Despite an act of 1981 which allows six months in prison or a £5,000 fine for killing a wild bird, 29 raptors were illegally poisoned in 2010 alone.

The number of breeding pairs of golden eagles has dwindled to 442 while goshawks are down to 410.

He said: “I am one of the few people who are willing to stick their heads above the parapet.

“When you try and explain it to people who haven’t been involved they think you’re exaggerating.”

The grouse shooting industry in Scotland alone is worth £240m a year and raptors often kill the game birds.

Dick, who quit his RSPB job in 2006, has written a book which details how gamekeepers regularly escape prosecution for trapping, shooting or poisoning rare birds.

He claims that in one case a major landowner in the south-west of Scotland lied at the trial of a gamekeeper.

Dick called in police after discovering numerous traps set within a few hundred metres of the landowner’s home.

He said: “The owner of the estate turned up in court. He said ‘I was there and everything was fine.’

“He was introduced as being whiter than white. He just lied through his teeth in court.

“I knew this guy lied because I had seen the traps myself. He would have been on all the shoots, it was within 300 metres of his house.

“I don’t think nobility describes these people.”

Dick claims investigations and prosecutions could also be frustrated  because police were too close to gamekeepers.

He said: “When I gave [police] the name of the local gamekeeper, I was told, ‘Oh he’s a nice bloke, it won’t be him,’ and that was the end of that case.

In the book, Dick writes: “When trying to follow up a blatant case of peregrine persecution (traps and shooting, eyewitness evidence) in the Borders in May 1986, I was told by a policeman in the first police office I visited to go to the next village office because his colleagues were too friendly with that keeper.”

Dick, from Moffat, Dumfries and Galloway, said the police would often discreetly inform gamekeepers the RSPB were onto them.

“A very good friend of mine who used to sell gun dogs got a call from the police saying someone has found your traps, we’re coming round in a couple of hours, clear them up.”

Dick claims that, in some cases, even members of the judiciary are failing to bring the full weight of the law to bear.

In one case described in the book, a gamekeeper was in court for setting a trap to catch a goshawk.

Dick said: “We then watched the Fiscal stand up and begin to outline the prosecution case and charges. The sheriff quickly interrupted him. ‘What? You mean I can’t kill these birds if they are taking my pheasants?’

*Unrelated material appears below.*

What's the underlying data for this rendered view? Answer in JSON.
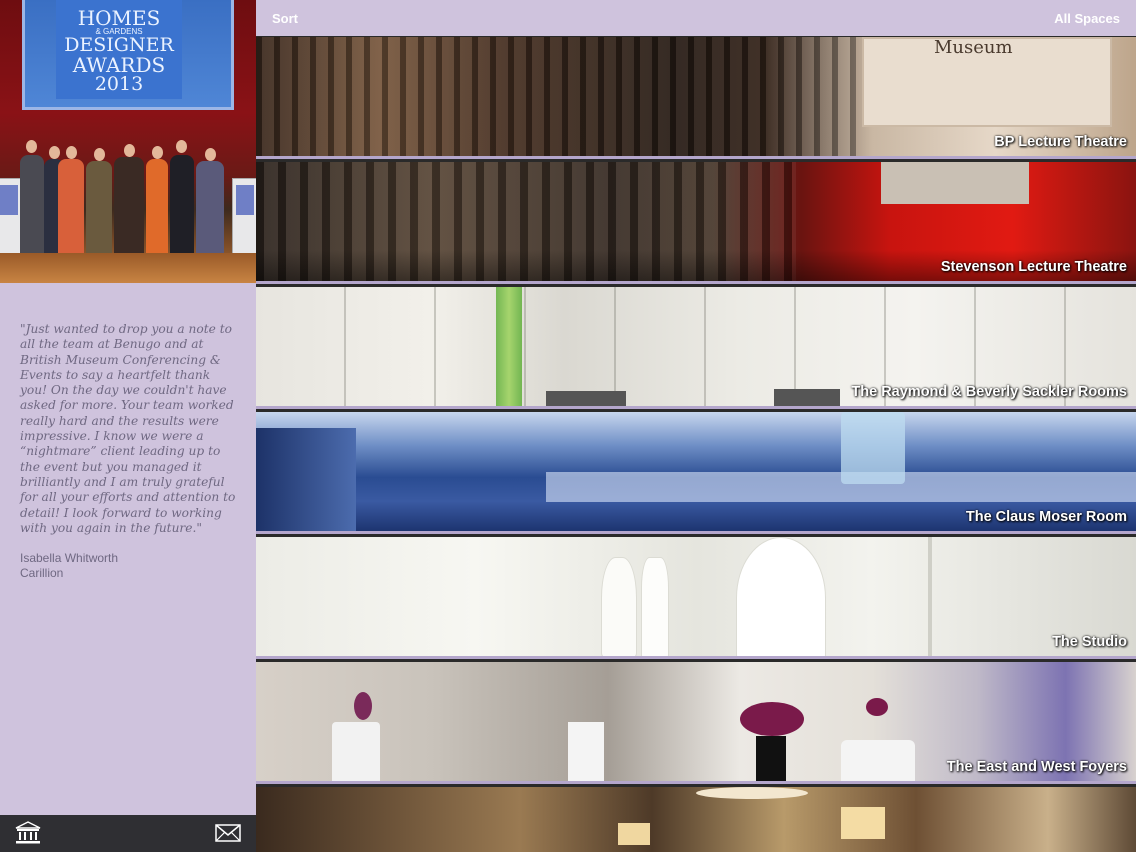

“The sheriff then merely admonished the head keeper – giving him a warning but no financial or other penalty – and we left the court, stunned and angry.

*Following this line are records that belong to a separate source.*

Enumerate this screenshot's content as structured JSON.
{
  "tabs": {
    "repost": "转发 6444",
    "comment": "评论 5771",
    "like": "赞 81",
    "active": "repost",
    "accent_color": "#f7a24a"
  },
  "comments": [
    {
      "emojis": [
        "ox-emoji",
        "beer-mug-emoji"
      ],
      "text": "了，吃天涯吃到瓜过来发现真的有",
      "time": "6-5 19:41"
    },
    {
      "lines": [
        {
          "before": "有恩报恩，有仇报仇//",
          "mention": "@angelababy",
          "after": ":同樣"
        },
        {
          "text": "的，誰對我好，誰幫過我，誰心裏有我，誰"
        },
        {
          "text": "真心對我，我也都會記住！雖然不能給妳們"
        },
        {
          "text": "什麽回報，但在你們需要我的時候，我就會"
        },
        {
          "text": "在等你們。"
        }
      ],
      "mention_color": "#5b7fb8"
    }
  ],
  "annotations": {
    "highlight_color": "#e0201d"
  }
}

“A man had admitted intentionally catching a goshawk, a Schedule 1 rarity and could have faced a fine of up to £5,000.

“A law whose very existence was the result of perhaps a century of struggle by conservationists had just been trampled on.”

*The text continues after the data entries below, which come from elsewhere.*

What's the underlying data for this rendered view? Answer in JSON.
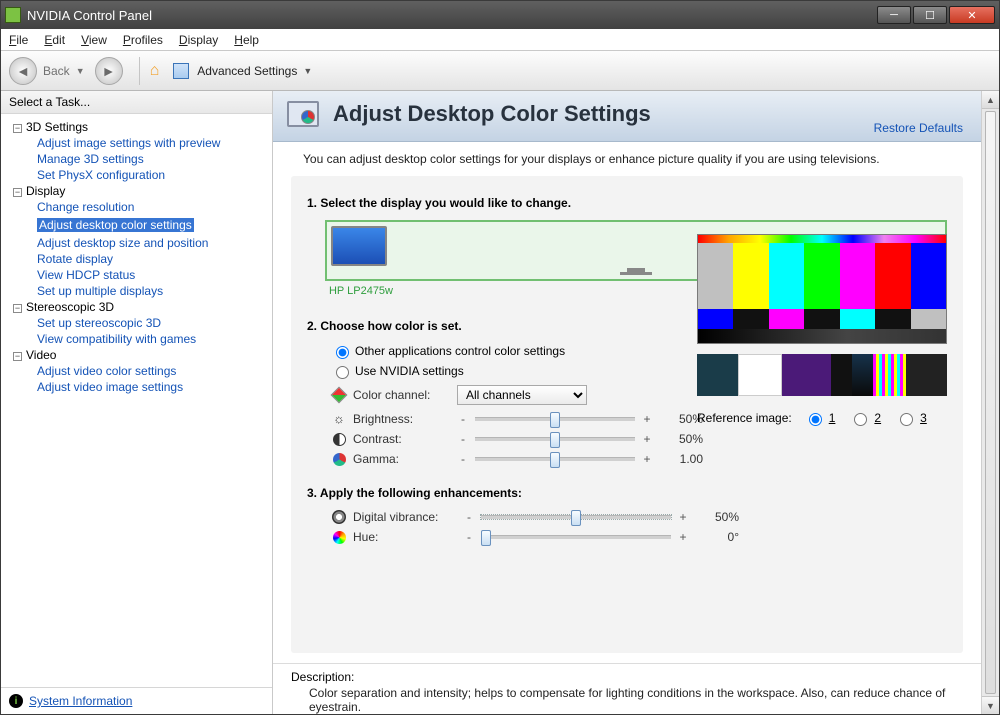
{
  "window_title": "NVIDIA Control Panel",
  "menus": {
    "file": "File",
    "edit": "Edit",
    "view": "View",
    "profiles": "Profiles",
    "display": "Display",
    "help": "Help"
  },
  "toolbar": {
    "back": "Back",
    "advanced": "Advanced Settings"
  },
  "sidebar": {
    "head": "Select a Task...",
    "g_3d": "3D Settings",
    "i_3d_1": "Adjust image settings with preview",
    "i_3d_2": "Manage 3D settings",
    "i_3d_3": "Set PhysX configuration",
    "g_disp": "Display",
    "i_d_1": "Change resolution",
    "i_d_2": "Adjust desktop color settings",
    "i_d_3": "Adjust desktop size and position",
    "i_d_4": "Rotate display",
    "i_d_5": "View HDCP status",
    "i_d_6": "Set up multiple displays",
    "g_st": "Stereoscopic 3D",
    "i_s_1": "Set up stereoscopic 3D",
    "i_s_2": "View compatibility with games",
    "g_vid": "Video",
    "i_v_1": "Adjust video color settings",
    "i_v_2": "Adjust video image settings",
    "sysinfo": "System Information"
  },
  "page": {
    "title": "Adjust Desktop Color Settings",
    "restore": "Restore Defaults",
    "sub": "You can adjust desktop color settings for your displays or enhance picture quality if you are using televisions.",
    "step1": "1. Select the display you would like to change.",
    "monitor": "HP LP2475w",
    "step2": "2. Choose how color is set.",
    "radio1": "Other applications control color settings",
    "radio2": "Use NVIDIA settings",
    "color_channel_label": "Color channel:",
    "color_channel_value": "All channels",
    "brightness_label": "Brightness:",
    "brightness_value": "50%",
    "contrast_label": "Contrast:",
    "contrast_value": "50%",
    "gamma_label": "Gamma:",
    "gamma_value": "1.00",
    "step3": "3. Apply the following enhancements:",
    "dv_label": "Digital vibrance:",
    "dv_value": "50%",
    "hue_label": "Hue:",
    "hue_value": "0°",
    "ref_label": "Reference image:",
    "ref1": "1",
    "ref2": "2",
    "ref3": "3",
    "desc_head": "Description:",
    "desc_text": "Color separation and intensity; helps to compensate for lighting conditions in the workspace. Also, can reduce chance of eyestrain."
  }
}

Dick added: “I’ve had 25 years of this crap! I was sick to the back teeth of it.

“That’s why I left. I wasn’t being allowed to do what the public wanted me to do.”

A spokesman for animal charity OneKind, which monitors wildlife crime, backed Dick.

He said: “In our experiences wildlife crime is not given the weight it should be given, and it’s not pursued as vigorously as we would like it to be.”

Speaking about new laws on ‘vicarious liability’, where landowners could take responsibility for crimes on their estates, he added: “These measures are only as good as the enforcement.”

An RSPB spokesman praised Dick’s “important contribution” to combating wildlife crime.

He said: “We will be pressing for the resources devoted to wildlife crime enforcement to be maintained, and increased where possible”.

The Scottish Gamekeepers Association (SGA) said statistics show wildlife crime is on the decline, and they are informing their members of the law around wildlife crime.

A spokesman said: “As an active member of Partnership Against Wildlife Crime, and as an organisation, the SGA takes its responsibilities in educating its membership and supporters about the law very seriously.”